Romania’s OPCOM day-ahead market emerged as the regional high-price anchor. January averaged €150.51/MWh baseload, €176.60/MWh peak, and €124.42/MWh off-peak, with traded day-ahead volumes of 1,520,885.0 MWh and a market share of 32.04%. Romania’s premium is not simply a question of higher demand or fuel exposure; it reflects how often the system cleared on tight thermal margins or import parity during stress intervals, lifting the monthly mean even though off-peak hours remained materially cheaper.
Montenegro’s MEPX provided the most extreme illustration of liquidity-driven sensitivity. Average daily baseload prices of €103.45/MWh and peak of €115.05/MWh appear modest next to Romania or Croatia, but total monthly traded volume was just 39,572.2 MWh, with average daily volume of 1,276.5 MWh. In such a thin market, January produced a baseload minimum day of €18.79/MWh and a peak minimum of €26.12/MWh, while maximum days reached €156.24/MWh baseload and €186.38/MWh peak. These are not contradictory signals; they are the natural outcome of a system that flips quickly between import-available hours and import-constrained hours, with each regime amplified by limited depth.

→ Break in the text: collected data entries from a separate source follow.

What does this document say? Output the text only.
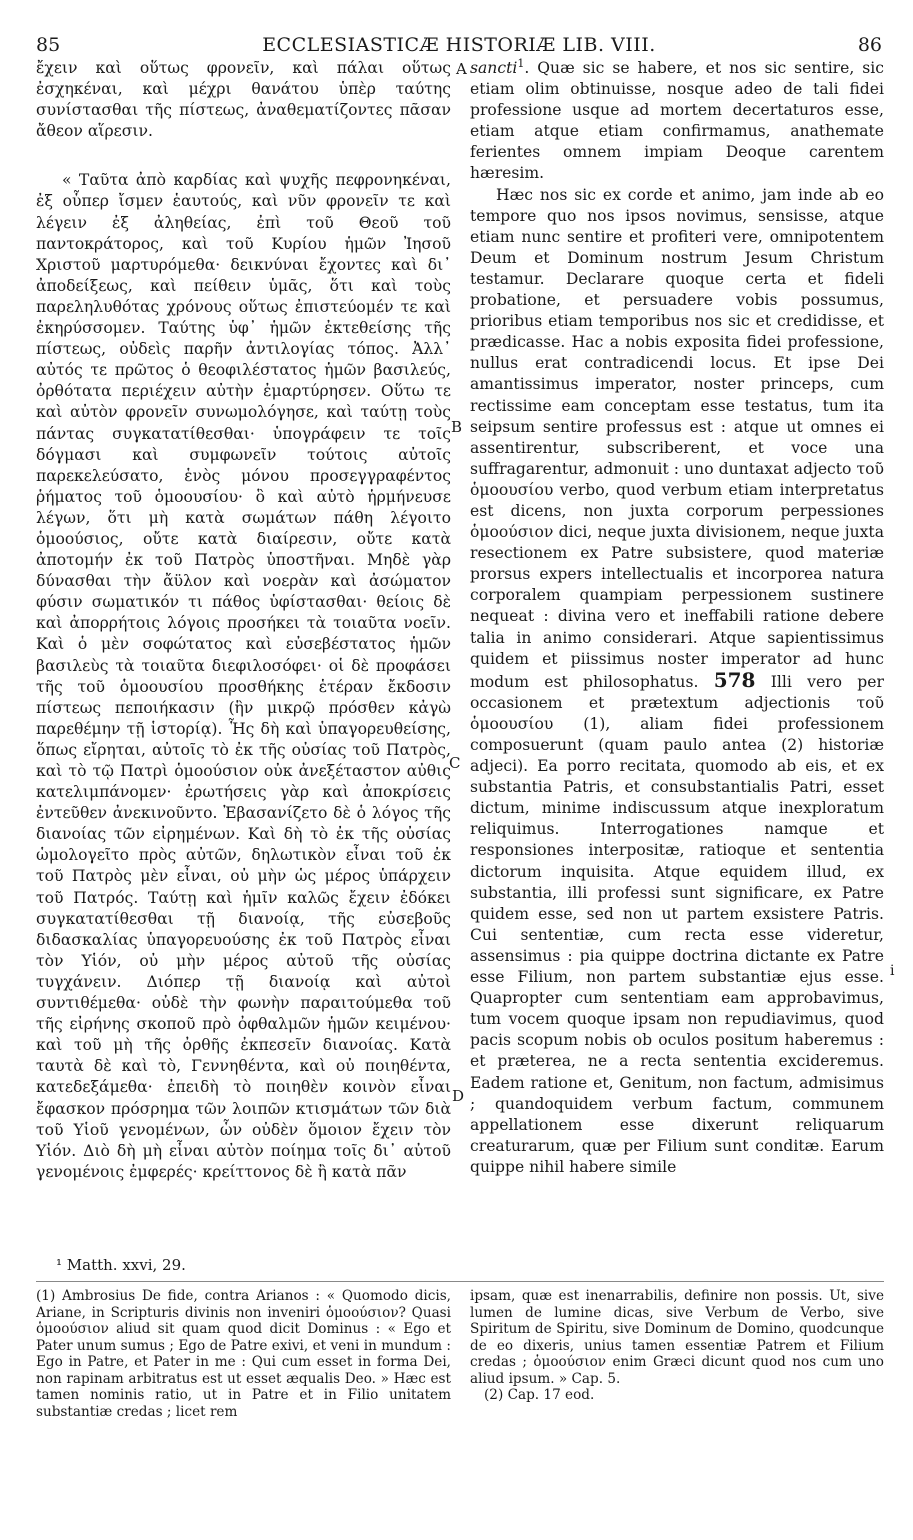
85	ECCLESIASTICÆ HISTORIÆ LIB. VIII.	86

ἔχειν καὶ οὕτως φρονεῖν, καὶ πάλαι οὕτως ἐσχηκέναι, καὶ μέχρι θανάτου ὑπὲρ ταύτης συνίστασθαι τῆς πίστεως, ἀναθεματίζοντες πᾶσαν ἄθεον αἵρεσιν.

« Ταῦτα ἀπὸ καρδίας καὶ ψυχῆς πεφρονηκέναι, ἐξ οὗπερ ἴσμεν ἑαυτούς, καὶ νῦν φρονεῖν τε καὶ λέγειν ἐξ ἀληθείας, ἐπὶ τοῦ Θεοῦ τοῦ παντοκράτορος, καὶ τοῦ Κυρίου ἡμῶν Ἰησοῦ Χριστοῦ μαρτυρόμεθα· δεικνύναι ἔχοντες καὶ δι᾽ ἀποδείξεως, καὶ πείθειν ὑμᾶς, ὅτι καὶ τοὺς παρεληλυθότας χρόνους οὕτως ἐπιστεύομέν τε καὶ ἐκηρύσσομεν. Ταύτης ὑφ᾽ ἡμῶν ἐκτεθείσης τῆς πίστεως, οὐδεὶς παρῆν ἀντιλογίας τόπος. Ἀλλ᾽ αὐτός τε πρῶτος ὁ θεοφιλέστατος ἡμῶν βασιλεύς, ὀρθότατα περιέχειν αὐτὴν ἐμαρτύρησεν. Οὕτω τε καὶ αὐτὸν φρονεῖν συνωμολόγησε, καὶ ταύτῃ τοὺς πάντας συγκατατίθεσθαι· ὑπογράφειν τε τοῖς δόγμασι καὶ συμφωνεῖν τούτοις αὐτοῖς παρεκελεύσατο, ἑνὸς μόνου προσεγγραφέντος ῥήματος τοῦ ὁμοουσίου· ὃ καὶ αὐτὸ ἡρμήνευσε λέγων, ὅτι μὴ κατὰ σωμάτων πάθη λέγοιτο ὁμοούσιος, οὔτε κατὰ διαίρεσιν, οὔτε κατὰ ἀποτομήν ἐκ τοῦ Πατρὸς ὑποστῆναι. Μηδὲ γὰρ δύνασθαι τὴν ἄϋλον καὶ νοερὰν καὶ ἀσώματον φύσιν σωματικόν τι πάθος ὑφίστασθαι· θείοις δὲ καὶ ἀπορρήτοις λόγοις προσήκει τὰ τοιαῦτα νοεῖν. Καὶ ὁ μὲν σοφώτατος καὶ εὐσεβέστατος ἡμῶν βασιλεὺς τὰ τοιαῦτα διεφιλοσόφει· οἱ δὲ προφάσει τῆς τοῦ ὁμοουσίου προσθήκης ἑτέραν ἔκδοσιν πίστεως πεποιήκασιν (ἣν μικρῷ πρόσθεν κἀγὼ παρεθέμην τῇ ἱστορίᾳ). Ἧς δὴ καὶ ὑπαγορευθείσης, ὅπως εἴρηται, αὐτοῖς τὸ ἐκ τῆς οὐσίας τοῦ Πατρὸς, καὶ τὸ τῷ Πατρὶ ὁμοούσιον οὐκ ἀνεξέταστον αὐθις κατελιμπάνομεν· ἐρωτήσεις γὰρ καὶ ἀποκρίσεις ἐντεῦθεν ἀνεκινοῦντο. Ἐβασανίζετο δὲ ὁ λόγος τῆς διανοίας τῶν εἰρημένων. Καὶ δὴ τὸ ἐκ τῆς οὐσίας ὡμολογεῖτο πρὸς αὐτῶν, δηλωτικὸν εἶναι τοῦ ἐκ τοῦ Πατρὸς μὲν εἶναι, οὐ μὴν ὡς μέρος ὑπάρχειν τοῦ Πατρός. Ταύτῃ καὶ ἡμῖν καλῶς ἔχειν ἐδόκει συγκατατίθεσθαι τῇ διανοίᾳ, τῆς εὐσεβοῦς διδασκαλίας ὑπαγορευούσης ἐκ τοῦ Πατρὸς εἶναι τὸν Υἱόν, οὐ μὴν μέρος αὐτοῦ τῆς οὐσίας τυγχάνειν. Διόπερ τῇ διανοίᾳ καὶ αὐτοὶ συντιθέμεθα· οὐδὲ τὴν φωνὴν παραιτούμεθα τοῦ τῆς εἰρήνης σκοποῦ πρὸ ὀφθαλμῶν ἡμῶν κειμένου· καὶ τοῦ μὴ τῆς ὀρθῆς ἐκπεσεῖν διανοίας. Κατὰ ταυτὰ δὲ καὶ τὸ, Γεννηθέντα, καὶ οὐ ποιηθέντα, κατεδεξάμεθα· ἐπειδὴ τὸ ποιηθὲν κοινὸν εἶναι ἔφασκον πρόσρημα τῶν λοιπῶν κτισμάτων τῶν διὰ τοῦ Υἱοῦ γενομένων, ὧν οὐδὲν ὅμοιον ἔχειν τὸν Υἱόν. Διὸ δὴ μὴ εἶναι αὐτὸν ποίημα τοῖς δι᾽ αὐτοῦ γενομένοις ἐμφερές· κρείττονος δὲ ἢ κατὰ πᾶν

A
B
C
D
i

sancti$^1$. Quæ sic se habere, et nos sic sentire, sic etiam olim obtinuisse, nosque adeo de tali fidei professione usque ad mortem decertaturos esse, etiam atque etiam confirmamus, anathemate ferientes omnem impiam Deoque carentem hæresim.

Hæc nos sic ex corde et animo, jam inde ab eo tempore quo nos ipsos novimus, sensisse, atque etiam nunc sentire et profiteri vere, omnipotentem Deum et Dominum nostrum Jesum Christum testamur. Declarare quoque certa et fideli probatione, et persuadere vobis possumus, prioribus etiam temporibus nos sic et credidisse, et prædicasse. Hac a nobis exposita fidei professione, nullus erat contradicendi locus. Et ipse Dei amantissimus imperator, noster princeps, cum rectissime eam conceptam esse testatus, tum ita seipsum sentire professus est : atque ut omnes ei assentirentur, subscriberent, et voce una suffragarentur, admonuit : uno duntaxat adjecto τοῦ ὁμοουσίου verbo, quod verbum etiam interpretatus est dicens, non juxta corporum perpessiones ὁμοούσιον dici, neque juxta divisionem, neque juxta resectionem ex Patre subsistere, quod materiæ prorsus expers intellectualis et incorporea natura corporalem quampiam perpessionem sustinere nequeat : divina vero et ineffabili ratione debere talia in animo considerari. Atque sapientissimus quidem et piissimus noster imperator ad hunc modum est philosophatus. 578 Illi vero per occasionem et prætextum adjectionis τοῦ ὁμοουσίου (1), aliam fidei professionem composuerunt (quam paulo antea (2) historiæ adjeci). Ea porro recitata, quomodo ab eis, et ex substantia Patris, et consubstantialis Patri, esset dictum, minime indiscussum atque inexploratum reliquimus. Interrogationes namque et responsiones interpositæ, ratioque et sententia dictorum inquisita. Atque equidem illud, ex substantia, illi professi sunt significare, ex Patre quidem esse, sed non ut partem exsistere Patris. Cui sententiæ, cum recta esse videretur, assensimus : pia quippe doctrina dictante ex Patre esse Filium, non partem substantiæ ejus esse. Quapropter cum sententiam eam approbavimus, tum vocem quoque ipsam non repudiavimus, quod pacis scopum nobis ob oculos positum haberemus : et præterea, ne a recta sententia excideremus. Eadem ratione et, Genitum, non factum, admisimus ; quandoquidem verbum factum, communem appellationem esse dixerunt reliquarum creaturarum, quæ per Filium sunt conditæ. Earum quippe nihil habere simile

¹ Matth. xxvi, 29.

(1) Ambrosius De fide, contra Arianos : « Quomodo dicis, Ariane, in Scripturis divinis non inveniri ὁμοούσιον? Quasi ὁμοούσιον aliud sit quam quod dicit Dominus : « Ego et Pater unum sumus ; Ego de Patre exivi, et veni in mundum : Ego in Patre, et Pater in me : Qui cum esset in forma Dei, non rapinam arbitratus est ut esset æqualis Deo. » Hæc est tamen nominis ratio, ut in Patre et in Filio unitatem substantiæ credas ; licet rem

ipsam, quæ est inenarrabilis, definire non possis. Ut, sive lumen de lumine dicas, sive Verbum de Verbo, sive Spiritum de Spiritu, sive Dominum de Domino, quodcunque de eo dixeris, unius tamen essentiæ Patrem et Filium credas ; ὁμοούσιον enim Græci dicunt quod nos cum uno aliud ipsum. » Cap. 5.

(2) Cap. 17 eod.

The reason these national price patterns aligned so closely in timing lies in the behavior of the coupling corridors. January was a month where interconnectors repeatedly determined whether scarcity was shared or isolated. Romania’s cross-border data is particularly revealing. On the Romania–Bulgaria border, executed day-ahead flows totaled 408,525.4 MWh from Bulgaria into Romania, compared with just 131,397.9 MWh in the opposite direction. Utilization of offered capacity stood at 31.64% for Bulgaria-to-Romania versus only 6.75% for Romania-to-Bulgaria, a clear indication that the economic flow direction was predominantly one-way for much of the month. In practical terms, Bulgaria’s structurally cheaper baseload stack was repeatedly feeding a higher-priced Romanian system until constraints elsewhere became binding.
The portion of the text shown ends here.